Question

Which of the following equations does not have a solution in integers?

Options

• x + 1 = 1

• x – 1 = 3

• 2x + 1 = 6

• 1 – x = 5

Answer 1

2x + 1 = 6

Explanation:

(A) x + 1 = 1

⇒ x + 1 – 1 = 1 – 1 ...[Subtracting 1 from both sides]

⇒ x = 0, which is an integer.

(B) x – 1 = 3

⇒ x – 1 + 1 = 3 + 1 ...[Adding 1 to both sides] 

⇒ x = 4, which is an integer.

(C) 2x + 1 = 6

⇒ 2x + 1 – 1 = 6 – 1 ...[Subtracting 1 from both sides]

⇒ 2x = 5   

⇒ `(2x)/2 = 5/2`  ...[Dividing both sides by 2]

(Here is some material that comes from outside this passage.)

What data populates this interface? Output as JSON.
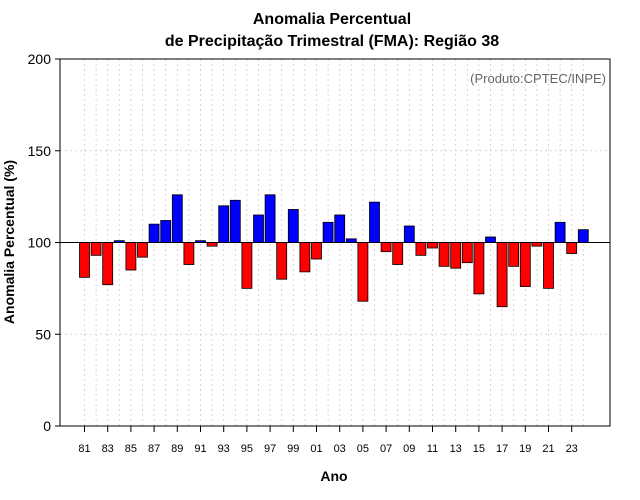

⇒ `x = 5/2`, which is not an integer.

(D) 1 – x = 5

⇒ 1 – x – 1 = 5 – 1  ...[Subtracting 1 from both sides]

⇒ –x = 4

⇒ –(–x) = –4  ...[Multiplying both sides by (–1)]

⇒ x = –4, which is an integer.

Thus, the above conditions show that equation 2x + 1 = 6 does not have a solution in integers.